Major Setback

There’s always a proportion of adults who have been pulled away from an opportunity of an education. This pandemic would likely increase it.

Photo by Edmund Lou on Unsplash

In poor countries, the barrier to leaving a poverty-stricken life is already high. The pandemic combined with poor governance will drive this barrier even higher.

During the initial wave of global lockdowns, I could not help but think of the poor that I wrote my thoughts here. The children who beg in the streets of Manila, the capital of the Philippines, were already aplenty before this pandemic. Now, school closures and job losses would have pushed many families to tap their children and their idle time as an easy source of labour. The working conditions they would be subjected to would barely be protected.

If families can barely eat three meals a day, these children will be pulled into working longer than the lockdown. The longer they are out of school, the more unlikely they are to return to school.

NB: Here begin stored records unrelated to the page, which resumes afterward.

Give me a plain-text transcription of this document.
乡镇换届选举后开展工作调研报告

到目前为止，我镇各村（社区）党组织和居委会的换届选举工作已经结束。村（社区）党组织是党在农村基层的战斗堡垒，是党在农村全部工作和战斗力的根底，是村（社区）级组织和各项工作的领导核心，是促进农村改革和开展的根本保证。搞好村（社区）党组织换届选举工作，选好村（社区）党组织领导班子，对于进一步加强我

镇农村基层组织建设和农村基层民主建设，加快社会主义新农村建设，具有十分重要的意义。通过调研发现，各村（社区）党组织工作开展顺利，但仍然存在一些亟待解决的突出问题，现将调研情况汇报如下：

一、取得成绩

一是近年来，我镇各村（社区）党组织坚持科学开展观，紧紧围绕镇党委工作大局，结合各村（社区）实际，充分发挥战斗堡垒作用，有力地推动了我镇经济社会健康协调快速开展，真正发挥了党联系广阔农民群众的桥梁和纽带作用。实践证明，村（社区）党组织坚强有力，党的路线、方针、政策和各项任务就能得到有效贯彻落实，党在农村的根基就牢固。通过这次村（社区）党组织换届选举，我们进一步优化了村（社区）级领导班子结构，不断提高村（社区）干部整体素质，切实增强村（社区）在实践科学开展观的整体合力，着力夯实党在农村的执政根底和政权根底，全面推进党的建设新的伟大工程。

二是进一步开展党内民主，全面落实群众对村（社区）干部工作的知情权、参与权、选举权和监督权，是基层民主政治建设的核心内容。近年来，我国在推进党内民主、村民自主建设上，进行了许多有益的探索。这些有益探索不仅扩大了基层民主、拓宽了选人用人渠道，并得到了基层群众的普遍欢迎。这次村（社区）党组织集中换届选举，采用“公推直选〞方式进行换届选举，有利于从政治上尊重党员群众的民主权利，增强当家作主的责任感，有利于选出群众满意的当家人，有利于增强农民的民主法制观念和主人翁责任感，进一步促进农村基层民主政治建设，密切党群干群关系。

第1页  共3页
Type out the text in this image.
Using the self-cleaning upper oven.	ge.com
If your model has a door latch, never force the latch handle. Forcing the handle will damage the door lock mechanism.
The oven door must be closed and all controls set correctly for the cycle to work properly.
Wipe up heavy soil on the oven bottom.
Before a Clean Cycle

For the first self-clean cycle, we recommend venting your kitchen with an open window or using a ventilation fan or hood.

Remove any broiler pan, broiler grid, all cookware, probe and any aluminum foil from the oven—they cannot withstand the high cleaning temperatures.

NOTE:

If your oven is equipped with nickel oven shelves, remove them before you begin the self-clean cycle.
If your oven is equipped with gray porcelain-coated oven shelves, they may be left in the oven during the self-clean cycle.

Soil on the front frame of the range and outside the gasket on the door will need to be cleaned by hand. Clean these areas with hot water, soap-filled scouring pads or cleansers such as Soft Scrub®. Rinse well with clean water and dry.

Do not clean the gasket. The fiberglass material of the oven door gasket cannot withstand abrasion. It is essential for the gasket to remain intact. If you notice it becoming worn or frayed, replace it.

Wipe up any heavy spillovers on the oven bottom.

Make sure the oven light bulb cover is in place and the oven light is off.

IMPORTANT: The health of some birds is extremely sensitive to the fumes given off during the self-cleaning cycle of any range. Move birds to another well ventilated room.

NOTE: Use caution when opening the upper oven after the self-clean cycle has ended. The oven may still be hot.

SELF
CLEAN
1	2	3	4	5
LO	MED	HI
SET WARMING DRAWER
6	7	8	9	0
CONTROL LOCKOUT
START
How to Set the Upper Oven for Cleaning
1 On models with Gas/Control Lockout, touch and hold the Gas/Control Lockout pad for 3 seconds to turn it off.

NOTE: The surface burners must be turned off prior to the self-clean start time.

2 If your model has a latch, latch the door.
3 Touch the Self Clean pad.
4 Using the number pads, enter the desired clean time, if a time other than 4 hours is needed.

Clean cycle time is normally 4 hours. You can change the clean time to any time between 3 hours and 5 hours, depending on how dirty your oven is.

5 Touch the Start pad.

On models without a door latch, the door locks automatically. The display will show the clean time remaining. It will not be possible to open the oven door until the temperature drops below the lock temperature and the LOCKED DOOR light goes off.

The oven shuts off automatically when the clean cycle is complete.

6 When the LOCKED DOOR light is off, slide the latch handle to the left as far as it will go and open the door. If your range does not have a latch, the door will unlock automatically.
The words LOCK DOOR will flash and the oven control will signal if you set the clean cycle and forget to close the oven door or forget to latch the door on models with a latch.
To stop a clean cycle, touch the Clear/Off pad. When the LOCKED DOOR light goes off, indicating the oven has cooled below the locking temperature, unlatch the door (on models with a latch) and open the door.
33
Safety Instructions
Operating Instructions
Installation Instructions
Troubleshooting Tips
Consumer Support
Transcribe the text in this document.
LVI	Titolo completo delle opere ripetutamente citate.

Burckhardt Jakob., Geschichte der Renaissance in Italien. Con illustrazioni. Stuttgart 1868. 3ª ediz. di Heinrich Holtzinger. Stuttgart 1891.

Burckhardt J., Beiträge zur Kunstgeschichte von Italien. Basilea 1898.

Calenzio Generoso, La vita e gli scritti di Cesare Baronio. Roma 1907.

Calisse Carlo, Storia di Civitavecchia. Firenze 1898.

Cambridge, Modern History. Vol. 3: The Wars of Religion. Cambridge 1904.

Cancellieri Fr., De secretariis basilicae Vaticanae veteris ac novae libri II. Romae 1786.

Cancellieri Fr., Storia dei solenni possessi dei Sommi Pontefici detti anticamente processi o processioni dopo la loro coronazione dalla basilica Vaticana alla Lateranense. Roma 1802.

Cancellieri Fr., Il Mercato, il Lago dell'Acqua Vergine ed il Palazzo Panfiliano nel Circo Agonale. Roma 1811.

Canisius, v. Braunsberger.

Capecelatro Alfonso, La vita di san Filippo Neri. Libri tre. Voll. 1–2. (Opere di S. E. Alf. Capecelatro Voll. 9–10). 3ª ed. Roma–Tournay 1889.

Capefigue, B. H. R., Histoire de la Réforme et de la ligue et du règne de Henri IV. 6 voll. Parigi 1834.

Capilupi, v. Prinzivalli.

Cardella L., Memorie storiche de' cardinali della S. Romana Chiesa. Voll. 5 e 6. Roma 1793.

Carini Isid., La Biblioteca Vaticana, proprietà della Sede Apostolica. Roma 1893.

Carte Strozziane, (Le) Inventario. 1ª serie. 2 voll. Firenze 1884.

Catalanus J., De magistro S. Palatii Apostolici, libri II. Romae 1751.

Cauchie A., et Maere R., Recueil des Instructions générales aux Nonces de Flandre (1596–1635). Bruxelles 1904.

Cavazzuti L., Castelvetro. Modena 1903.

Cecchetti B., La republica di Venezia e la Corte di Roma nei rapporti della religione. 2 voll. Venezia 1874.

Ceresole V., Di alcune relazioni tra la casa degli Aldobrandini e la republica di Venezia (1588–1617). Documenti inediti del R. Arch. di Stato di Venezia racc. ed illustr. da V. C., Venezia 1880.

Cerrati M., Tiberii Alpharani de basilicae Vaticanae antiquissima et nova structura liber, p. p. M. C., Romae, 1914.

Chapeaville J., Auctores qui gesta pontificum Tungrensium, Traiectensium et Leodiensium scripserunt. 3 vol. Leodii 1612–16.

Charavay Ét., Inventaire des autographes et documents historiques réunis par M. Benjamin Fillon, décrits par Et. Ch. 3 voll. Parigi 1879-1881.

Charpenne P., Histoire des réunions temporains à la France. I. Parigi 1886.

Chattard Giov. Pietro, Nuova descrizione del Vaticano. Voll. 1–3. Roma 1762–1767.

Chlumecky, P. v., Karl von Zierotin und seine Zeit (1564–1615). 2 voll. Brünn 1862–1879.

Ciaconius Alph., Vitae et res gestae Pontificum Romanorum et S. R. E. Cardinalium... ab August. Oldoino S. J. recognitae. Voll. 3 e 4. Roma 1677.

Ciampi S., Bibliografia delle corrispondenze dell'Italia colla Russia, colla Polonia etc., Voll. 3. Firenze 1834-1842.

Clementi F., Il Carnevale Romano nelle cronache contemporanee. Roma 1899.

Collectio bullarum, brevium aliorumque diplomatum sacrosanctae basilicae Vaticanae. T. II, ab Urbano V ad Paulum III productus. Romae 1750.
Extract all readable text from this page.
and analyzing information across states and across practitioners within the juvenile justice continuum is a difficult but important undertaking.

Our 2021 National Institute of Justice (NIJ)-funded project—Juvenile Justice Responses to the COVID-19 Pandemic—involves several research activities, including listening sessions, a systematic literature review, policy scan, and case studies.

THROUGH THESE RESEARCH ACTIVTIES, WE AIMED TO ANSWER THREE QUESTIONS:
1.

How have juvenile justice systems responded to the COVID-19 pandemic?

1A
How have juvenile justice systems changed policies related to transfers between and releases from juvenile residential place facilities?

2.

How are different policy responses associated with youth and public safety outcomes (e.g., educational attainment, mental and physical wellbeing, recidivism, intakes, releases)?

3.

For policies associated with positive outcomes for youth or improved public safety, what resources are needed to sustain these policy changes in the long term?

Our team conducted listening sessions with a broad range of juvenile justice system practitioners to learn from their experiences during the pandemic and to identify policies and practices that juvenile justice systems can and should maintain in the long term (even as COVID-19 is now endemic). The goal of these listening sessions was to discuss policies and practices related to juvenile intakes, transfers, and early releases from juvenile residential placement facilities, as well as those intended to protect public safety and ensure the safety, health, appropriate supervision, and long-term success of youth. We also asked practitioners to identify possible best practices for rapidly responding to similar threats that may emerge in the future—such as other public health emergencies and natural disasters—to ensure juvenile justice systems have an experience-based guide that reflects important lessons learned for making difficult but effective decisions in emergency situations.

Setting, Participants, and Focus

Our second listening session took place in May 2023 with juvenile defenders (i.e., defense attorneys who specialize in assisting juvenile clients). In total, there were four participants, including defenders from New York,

Years from now, we will hear of grown children whose life path was completely altered by lockdowns and school temporary closures. I’m referring to those who don’t return to school. They would have more challenges getting jobs, higher likelihood of producing more children than they could support, have poorer health choices, higher levels of desperation which could lead to crime, and so on.

If people recourse to policy to lower the barriers to escaping poverty, including having an education, maybe we can minimise this impact. Unfortunately in poor countries like the Philippines, many policy-makers are not voted based on policy-setting capabilities.

We probably do not see how big a setback this pandemic is and will continue to be.